By the numbers: First-time unemployment reports totaled nearly 1.4 million for the week ending Feb. 13 — over 862,000 traditional claims and more than 516,000 Pandemic Unemployment Assistance claims (an increase of almost 175,000 from the previous week).

  • It was the 48th straight week that at least 1 million people had filed for unemployment benefits and a substantive increase from the past two weeks when the number of initial jobless claims first began rising.
  • Rail traffic also showed a 7% decrease in total carloads from its commensurate 2020 level and a decline from its weekly average, according to data from the American Association of Railroads.
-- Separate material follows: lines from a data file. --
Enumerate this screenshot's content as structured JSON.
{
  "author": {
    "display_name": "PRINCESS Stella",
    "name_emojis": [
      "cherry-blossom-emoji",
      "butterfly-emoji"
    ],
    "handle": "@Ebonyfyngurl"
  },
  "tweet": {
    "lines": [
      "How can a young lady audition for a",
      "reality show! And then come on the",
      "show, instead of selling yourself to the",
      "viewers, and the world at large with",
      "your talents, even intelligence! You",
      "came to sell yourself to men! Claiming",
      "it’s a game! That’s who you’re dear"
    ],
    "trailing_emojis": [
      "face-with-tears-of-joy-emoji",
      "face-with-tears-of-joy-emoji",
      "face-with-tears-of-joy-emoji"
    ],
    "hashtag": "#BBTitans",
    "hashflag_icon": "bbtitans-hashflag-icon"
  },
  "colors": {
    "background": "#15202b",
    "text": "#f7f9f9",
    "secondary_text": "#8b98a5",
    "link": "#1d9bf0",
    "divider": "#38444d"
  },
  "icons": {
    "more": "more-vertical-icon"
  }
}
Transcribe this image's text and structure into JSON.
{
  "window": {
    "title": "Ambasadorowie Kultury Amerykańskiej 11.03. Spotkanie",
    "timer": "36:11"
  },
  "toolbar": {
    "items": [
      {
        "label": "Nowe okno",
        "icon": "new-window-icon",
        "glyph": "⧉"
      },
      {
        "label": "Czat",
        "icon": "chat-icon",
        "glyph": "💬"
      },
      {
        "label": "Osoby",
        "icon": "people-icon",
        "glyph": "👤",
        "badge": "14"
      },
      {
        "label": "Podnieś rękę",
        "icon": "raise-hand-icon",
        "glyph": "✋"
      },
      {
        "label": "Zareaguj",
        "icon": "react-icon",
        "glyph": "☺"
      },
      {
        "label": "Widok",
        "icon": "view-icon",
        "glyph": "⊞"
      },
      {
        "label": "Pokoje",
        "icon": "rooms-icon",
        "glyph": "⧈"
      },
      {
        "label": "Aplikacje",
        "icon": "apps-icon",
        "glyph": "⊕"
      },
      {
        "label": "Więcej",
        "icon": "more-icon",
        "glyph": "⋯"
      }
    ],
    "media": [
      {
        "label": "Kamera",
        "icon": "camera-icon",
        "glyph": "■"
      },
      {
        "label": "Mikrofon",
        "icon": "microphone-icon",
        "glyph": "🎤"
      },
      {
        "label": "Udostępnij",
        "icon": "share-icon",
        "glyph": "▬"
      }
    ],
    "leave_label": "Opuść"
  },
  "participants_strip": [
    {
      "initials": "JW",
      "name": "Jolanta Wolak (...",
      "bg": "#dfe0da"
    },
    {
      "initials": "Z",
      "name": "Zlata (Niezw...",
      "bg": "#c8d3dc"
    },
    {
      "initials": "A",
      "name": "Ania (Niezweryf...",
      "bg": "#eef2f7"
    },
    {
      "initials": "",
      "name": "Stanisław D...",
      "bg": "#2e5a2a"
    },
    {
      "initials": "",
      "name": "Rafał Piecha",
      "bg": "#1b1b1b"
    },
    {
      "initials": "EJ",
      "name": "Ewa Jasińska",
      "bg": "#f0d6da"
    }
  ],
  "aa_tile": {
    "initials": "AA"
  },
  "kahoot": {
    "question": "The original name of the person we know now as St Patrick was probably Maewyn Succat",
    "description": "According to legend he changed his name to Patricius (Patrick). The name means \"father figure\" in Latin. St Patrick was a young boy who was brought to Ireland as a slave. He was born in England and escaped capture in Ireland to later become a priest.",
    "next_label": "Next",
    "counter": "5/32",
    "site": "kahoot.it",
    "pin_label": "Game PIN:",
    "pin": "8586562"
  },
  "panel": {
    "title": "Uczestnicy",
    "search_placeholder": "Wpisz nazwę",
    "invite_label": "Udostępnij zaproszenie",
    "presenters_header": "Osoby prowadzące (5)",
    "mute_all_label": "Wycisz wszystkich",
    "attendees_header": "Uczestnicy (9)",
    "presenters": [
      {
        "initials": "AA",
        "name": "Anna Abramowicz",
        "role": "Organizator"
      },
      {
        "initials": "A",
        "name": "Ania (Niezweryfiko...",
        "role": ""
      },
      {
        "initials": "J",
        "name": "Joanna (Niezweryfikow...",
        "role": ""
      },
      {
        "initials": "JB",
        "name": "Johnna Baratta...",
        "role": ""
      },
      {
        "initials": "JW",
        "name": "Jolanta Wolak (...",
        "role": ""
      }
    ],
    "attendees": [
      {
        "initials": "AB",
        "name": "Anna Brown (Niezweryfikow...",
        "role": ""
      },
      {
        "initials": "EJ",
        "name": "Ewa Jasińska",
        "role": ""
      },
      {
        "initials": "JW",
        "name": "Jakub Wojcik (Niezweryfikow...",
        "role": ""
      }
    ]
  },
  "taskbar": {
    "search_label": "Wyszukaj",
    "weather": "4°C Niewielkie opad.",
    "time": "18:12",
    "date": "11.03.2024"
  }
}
One level deeper: The jobs recovery has come to a screeching halt and over the past few months an increasing number of businesses are citing reasons other than the pandemic for pullbacks in hiring and rising layoffs.

  • And an increasing number of companies, especially small businesses, are again noting the difficulty of finding workers, despite an unemployment rate that both Fed chair Jerome Powell and Treasury Secretary Janet Yellen say is at a real rate of 10% and a labor force participation rate at its lowest level since 1975.

Further, even though top economists have largely shrugged off inflation worries, U.S. gas prices have reached their highest in a year, according to data from GasBuddy, mortgage rates jumped to a three-month high last week and food prices hit a 6.5-year high last month.

  • All are expected to keep rising.